For the parallel session, I chose to discuss the paper Collaborative Learning in Computing Education: Faculty Perspectives and Practices, by Sharon Mason at Rochester Institute of Technology. She examined an immense amount of course design materials from seven instructors. All seven modeled social constructivism, giving hints, coaching, guiding, facilitating, and modeling behavior. But collaboration policy varied; three required collaboration and four disallowed it. The paper surfaced challenging tensions between cheating and collaboration.

I joined a small group to discuss Sharon Mason’s paper on teacher perspectives in collaboration (faces blurred).

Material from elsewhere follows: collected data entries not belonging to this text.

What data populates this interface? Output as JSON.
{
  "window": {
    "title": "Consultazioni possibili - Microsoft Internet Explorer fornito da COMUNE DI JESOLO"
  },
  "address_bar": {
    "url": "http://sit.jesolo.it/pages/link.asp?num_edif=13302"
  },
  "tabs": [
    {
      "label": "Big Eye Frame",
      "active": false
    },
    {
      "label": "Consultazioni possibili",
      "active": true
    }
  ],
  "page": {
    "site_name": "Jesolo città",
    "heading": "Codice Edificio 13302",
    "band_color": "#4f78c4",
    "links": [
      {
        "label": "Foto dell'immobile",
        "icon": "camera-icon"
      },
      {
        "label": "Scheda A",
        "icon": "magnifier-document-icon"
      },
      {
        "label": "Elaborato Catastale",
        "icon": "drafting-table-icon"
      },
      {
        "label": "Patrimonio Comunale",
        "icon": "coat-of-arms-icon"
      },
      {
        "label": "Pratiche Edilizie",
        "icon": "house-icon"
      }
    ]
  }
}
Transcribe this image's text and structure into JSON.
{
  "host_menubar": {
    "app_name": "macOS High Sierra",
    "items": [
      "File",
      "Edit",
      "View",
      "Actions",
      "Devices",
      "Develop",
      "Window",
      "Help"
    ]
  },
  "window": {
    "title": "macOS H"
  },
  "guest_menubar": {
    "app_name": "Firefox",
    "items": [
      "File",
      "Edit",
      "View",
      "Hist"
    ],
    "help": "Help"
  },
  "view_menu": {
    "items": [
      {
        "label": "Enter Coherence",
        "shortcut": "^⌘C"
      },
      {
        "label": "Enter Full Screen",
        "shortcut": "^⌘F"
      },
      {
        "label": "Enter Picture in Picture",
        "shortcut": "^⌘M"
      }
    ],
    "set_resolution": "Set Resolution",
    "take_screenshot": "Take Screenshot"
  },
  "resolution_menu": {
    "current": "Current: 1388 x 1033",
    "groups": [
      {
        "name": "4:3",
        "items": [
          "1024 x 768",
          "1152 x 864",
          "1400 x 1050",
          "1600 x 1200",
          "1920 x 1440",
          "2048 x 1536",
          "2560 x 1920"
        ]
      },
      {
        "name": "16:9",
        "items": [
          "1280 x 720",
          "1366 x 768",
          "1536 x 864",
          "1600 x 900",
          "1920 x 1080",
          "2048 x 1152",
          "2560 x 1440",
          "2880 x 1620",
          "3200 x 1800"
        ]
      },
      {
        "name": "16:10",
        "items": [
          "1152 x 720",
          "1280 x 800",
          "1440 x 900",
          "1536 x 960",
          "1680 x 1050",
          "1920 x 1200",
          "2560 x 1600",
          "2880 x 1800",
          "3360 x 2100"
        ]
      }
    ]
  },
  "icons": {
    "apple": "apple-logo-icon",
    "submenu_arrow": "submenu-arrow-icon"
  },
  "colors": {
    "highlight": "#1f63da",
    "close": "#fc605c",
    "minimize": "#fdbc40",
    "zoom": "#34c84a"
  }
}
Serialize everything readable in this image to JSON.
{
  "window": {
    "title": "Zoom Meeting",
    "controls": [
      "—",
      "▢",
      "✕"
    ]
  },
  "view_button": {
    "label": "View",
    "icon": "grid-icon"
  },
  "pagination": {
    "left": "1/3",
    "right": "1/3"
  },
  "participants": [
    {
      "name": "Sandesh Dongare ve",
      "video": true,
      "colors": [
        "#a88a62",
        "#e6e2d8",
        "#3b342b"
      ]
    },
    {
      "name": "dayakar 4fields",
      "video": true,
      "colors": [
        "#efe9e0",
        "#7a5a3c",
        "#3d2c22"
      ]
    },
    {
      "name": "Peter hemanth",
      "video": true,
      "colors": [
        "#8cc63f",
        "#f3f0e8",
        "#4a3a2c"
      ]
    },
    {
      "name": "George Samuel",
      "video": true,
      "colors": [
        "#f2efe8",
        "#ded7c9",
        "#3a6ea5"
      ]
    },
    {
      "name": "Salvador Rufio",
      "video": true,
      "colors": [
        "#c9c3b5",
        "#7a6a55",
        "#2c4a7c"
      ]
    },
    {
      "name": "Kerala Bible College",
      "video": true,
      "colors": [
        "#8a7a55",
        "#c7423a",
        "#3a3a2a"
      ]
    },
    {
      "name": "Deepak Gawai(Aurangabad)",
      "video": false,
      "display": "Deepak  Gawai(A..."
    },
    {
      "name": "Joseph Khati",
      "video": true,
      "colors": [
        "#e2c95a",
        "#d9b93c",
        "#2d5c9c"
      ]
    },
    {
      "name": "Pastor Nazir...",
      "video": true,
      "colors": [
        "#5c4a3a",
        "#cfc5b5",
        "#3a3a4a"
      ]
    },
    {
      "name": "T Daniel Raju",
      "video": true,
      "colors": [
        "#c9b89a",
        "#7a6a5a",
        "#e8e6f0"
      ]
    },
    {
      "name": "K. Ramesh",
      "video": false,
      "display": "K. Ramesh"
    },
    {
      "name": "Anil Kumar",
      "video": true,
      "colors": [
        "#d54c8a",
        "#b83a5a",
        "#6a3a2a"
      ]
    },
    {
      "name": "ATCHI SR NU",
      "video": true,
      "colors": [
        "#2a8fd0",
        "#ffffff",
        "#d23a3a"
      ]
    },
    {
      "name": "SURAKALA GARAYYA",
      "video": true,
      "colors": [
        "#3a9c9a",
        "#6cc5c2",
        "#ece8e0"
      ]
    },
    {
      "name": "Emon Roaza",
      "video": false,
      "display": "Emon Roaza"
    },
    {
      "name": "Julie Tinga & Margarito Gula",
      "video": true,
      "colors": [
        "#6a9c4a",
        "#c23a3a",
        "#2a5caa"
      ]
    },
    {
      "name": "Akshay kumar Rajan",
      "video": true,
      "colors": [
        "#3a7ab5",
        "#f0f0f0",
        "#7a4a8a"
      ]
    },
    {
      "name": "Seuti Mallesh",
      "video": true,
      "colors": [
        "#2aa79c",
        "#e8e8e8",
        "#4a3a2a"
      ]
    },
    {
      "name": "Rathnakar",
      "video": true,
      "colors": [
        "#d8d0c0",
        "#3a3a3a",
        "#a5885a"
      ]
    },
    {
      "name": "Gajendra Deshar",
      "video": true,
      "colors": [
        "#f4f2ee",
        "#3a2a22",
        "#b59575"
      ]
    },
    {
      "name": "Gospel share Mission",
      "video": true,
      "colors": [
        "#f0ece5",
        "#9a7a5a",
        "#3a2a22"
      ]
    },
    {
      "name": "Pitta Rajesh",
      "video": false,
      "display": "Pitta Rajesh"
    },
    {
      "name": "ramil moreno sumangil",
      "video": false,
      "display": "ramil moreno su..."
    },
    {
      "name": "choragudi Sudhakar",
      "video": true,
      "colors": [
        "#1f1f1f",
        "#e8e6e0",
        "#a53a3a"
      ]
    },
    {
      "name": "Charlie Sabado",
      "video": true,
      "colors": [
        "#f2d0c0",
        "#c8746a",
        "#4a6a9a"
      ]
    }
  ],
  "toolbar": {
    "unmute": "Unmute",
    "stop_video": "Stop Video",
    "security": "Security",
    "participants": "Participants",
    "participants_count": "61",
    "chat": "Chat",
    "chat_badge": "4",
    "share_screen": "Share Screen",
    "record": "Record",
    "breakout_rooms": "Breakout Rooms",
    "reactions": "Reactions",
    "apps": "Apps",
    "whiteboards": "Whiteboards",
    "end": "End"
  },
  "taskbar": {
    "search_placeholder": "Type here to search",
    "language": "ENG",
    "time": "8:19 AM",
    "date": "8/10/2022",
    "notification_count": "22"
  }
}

During the break, I joined a just-in-time birds of a feather on assessments and met about fifteen people who are interested in the challenges of measuring student learning and the tensions between measurement, collaboration, and support. There was such an interesting diversity of perspectives in the room: students sharing their experiences, teachers discussing the tensions, and researchers in educational measurement, all trying to find a path through challenging constraints.

The birds of a feather session was popular, bringing together scholars from across the world (faces blurred).

The last session of the day was a poster session, with 17 presenters. We set it up in Discord with a “Posters” category and 17 distinct voice channels, each allowing the presenter to stream their content and for attendees to freely mingle between channels. Aside from some challenges with streaming, and some confusion about where to find poster PDFs on the program, it actually worked quite well. I bounced between 5 different posters, lurked in some, asked some presenters questions, all the while being able to see the same distribution of attention as in a poster session, with some very popular posters attracting a couple dozen, and others with authors with no one to talk to. In some ways, it was better than a real poster session, because when I entered a channel, I wasn’t in a loud room full of distractions and food, just the authors and other interested people.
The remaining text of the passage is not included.